La aplicación de las medidas sanitarias para hacer frente a la pandemia de la covid-19 ha hecho aumentar los controles de la Guardia Urbana de Tarragona con el fin de asegurar su cumplimiento.
Desde mediados de julio en la ciudad se han puesto 77 denuncias relacionadas con estas medidas. La mayoría de las cuales, 51, se han puesto a personas que no llevaban mascarilla.
Además, también dos ciudadanos han sido denunciados por no respetar la distancia entre personas y 8 lo han sido por fumar.
También se han denunciado varios establecimientos: 9 por superar el aforo o no cumplir las normas de seguridad y 7 por infringir los horarios.

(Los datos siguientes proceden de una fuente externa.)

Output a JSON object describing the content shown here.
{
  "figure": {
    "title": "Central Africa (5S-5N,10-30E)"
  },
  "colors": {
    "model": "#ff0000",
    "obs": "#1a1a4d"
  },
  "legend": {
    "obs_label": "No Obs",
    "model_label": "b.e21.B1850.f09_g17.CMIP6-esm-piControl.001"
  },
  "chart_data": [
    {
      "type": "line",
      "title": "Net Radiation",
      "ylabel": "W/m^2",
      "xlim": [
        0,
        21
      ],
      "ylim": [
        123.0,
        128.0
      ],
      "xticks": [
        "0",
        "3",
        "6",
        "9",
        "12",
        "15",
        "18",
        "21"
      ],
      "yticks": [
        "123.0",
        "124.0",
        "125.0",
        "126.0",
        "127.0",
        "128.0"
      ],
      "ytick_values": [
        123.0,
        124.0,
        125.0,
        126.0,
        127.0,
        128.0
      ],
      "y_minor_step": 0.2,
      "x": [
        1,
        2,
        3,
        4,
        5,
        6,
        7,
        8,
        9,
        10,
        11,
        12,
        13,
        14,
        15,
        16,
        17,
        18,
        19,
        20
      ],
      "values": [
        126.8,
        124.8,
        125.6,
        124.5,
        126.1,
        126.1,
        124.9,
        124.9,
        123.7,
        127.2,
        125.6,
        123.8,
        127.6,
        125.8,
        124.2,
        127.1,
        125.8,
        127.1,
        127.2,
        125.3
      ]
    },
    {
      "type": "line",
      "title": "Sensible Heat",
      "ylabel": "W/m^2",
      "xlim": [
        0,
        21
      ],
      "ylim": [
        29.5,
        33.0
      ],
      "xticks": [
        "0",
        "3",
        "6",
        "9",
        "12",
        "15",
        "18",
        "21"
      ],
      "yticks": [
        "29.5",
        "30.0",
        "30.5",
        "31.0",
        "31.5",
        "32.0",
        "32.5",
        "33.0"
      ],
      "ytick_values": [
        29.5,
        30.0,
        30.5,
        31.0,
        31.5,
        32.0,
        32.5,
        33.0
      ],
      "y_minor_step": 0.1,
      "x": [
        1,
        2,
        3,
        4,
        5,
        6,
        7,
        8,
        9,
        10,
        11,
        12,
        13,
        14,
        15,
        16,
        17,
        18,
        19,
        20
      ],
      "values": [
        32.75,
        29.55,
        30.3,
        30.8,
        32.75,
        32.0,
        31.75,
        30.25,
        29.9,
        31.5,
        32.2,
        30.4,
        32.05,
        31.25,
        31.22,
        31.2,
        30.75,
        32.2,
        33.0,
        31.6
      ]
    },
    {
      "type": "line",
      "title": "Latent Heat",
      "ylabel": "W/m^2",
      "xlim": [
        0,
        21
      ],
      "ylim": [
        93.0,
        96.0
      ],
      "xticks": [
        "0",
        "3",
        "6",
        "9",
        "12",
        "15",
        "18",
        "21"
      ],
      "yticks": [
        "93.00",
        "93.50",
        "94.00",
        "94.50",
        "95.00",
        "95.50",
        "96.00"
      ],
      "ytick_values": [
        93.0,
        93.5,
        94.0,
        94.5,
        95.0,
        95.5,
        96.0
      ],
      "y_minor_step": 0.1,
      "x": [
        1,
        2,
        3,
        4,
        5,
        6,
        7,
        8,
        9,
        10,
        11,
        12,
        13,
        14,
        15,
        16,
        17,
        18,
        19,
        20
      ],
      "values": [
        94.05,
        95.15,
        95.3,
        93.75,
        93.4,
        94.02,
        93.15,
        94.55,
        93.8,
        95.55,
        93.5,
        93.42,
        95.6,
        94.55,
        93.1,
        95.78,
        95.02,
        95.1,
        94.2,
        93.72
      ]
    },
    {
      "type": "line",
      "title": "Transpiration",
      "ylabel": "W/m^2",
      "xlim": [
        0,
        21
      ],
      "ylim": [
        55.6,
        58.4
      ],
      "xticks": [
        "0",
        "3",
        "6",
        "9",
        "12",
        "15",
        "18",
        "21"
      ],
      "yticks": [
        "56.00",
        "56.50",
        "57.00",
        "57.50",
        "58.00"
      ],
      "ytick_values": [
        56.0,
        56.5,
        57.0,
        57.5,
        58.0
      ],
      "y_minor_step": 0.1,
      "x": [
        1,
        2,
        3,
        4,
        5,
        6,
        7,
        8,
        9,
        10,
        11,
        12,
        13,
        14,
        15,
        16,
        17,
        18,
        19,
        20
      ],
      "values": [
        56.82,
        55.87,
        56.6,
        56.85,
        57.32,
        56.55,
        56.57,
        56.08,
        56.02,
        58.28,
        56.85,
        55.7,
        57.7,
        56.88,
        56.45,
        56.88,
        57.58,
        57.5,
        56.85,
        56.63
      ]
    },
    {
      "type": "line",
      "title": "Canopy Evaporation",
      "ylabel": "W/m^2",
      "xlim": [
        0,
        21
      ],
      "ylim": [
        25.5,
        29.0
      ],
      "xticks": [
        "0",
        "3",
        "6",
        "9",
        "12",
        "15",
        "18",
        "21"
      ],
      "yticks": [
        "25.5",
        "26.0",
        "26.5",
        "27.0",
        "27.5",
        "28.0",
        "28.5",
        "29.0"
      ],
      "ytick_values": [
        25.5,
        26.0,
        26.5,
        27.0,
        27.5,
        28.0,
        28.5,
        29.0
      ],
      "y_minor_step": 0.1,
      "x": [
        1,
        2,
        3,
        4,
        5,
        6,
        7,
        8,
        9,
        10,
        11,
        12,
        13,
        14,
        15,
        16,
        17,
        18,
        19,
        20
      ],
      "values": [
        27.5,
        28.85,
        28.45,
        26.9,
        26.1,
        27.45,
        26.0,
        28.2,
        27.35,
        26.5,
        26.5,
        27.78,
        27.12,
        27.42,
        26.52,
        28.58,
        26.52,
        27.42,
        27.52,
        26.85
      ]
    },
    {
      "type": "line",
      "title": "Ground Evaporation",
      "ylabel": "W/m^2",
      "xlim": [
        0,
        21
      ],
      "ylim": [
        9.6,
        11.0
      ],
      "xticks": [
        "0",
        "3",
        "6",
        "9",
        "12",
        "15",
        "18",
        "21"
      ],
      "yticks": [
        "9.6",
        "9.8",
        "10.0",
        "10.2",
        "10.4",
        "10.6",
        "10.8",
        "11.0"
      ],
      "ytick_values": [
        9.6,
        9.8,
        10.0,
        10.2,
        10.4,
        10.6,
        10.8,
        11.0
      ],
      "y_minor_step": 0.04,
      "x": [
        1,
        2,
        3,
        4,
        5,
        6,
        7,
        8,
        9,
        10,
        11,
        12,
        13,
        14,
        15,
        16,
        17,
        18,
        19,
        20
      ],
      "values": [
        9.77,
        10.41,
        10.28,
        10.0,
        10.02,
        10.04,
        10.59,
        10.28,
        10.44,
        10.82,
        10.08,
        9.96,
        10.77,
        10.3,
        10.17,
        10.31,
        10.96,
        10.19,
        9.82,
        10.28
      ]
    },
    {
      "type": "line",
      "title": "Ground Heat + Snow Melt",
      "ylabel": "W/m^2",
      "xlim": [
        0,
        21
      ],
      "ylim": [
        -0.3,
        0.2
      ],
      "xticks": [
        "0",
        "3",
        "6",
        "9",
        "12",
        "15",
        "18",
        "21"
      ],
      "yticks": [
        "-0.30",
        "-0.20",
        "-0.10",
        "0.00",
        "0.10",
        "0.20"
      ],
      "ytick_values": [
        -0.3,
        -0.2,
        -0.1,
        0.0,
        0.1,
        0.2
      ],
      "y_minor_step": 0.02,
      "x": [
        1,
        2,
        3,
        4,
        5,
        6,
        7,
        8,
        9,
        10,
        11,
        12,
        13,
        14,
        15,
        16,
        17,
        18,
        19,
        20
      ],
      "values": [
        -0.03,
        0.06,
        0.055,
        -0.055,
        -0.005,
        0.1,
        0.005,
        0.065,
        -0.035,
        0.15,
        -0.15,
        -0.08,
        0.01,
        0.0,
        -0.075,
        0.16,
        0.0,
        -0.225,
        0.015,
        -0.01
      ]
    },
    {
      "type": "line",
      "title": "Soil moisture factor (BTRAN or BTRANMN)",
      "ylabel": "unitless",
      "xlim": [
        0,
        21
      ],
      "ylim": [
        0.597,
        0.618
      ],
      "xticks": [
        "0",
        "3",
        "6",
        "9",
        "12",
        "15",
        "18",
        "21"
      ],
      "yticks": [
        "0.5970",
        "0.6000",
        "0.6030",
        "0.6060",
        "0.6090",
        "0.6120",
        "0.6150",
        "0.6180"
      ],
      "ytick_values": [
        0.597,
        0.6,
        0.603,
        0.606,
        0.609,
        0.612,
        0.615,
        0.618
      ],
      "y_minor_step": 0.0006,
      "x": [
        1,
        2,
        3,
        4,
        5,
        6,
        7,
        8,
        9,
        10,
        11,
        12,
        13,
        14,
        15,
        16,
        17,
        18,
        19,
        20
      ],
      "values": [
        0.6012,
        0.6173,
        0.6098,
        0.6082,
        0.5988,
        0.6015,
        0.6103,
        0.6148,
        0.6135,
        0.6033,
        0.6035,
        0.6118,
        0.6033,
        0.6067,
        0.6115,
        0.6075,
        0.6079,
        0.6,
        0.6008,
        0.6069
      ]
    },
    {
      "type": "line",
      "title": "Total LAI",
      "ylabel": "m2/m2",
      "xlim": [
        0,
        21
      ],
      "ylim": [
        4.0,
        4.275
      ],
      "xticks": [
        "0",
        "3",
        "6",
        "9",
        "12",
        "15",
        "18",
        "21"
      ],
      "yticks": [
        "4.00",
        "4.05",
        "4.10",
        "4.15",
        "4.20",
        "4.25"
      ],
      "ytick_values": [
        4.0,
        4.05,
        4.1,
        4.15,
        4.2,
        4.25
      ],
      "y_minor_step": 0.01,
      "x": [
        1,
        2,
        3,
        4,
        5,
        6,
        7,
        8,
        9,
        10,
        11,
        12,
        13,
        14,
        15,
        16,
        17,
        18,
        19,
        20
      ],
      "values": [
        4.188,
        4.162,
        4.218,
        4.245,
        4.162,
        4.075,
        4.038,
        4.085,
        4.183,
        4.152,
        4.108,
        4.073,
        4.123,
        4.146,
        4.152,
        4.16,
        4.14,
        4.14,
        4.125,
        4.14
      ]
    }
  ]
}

En el marco de estas actuaciones, se ha intensificado la presencia de la Guardia Urbana en espacios abiertos como parques que se han convertido en punto de encuentro de jóvenes tras el cierre del ocio nocturno. Por ejemplo, ayer en el Parque Francolí se hicieron un total de 16 identificaciones a jóvenes.
Además, uno de los jóvenes fue denunciado por no llevar la mascarilla reglamentaria. Estas actuaciones buscan disuadir la práctica del botellón entre los jóvenes, ya que no se cumplen medidas de distanciamiento social y además provocan molestias a los vecinos.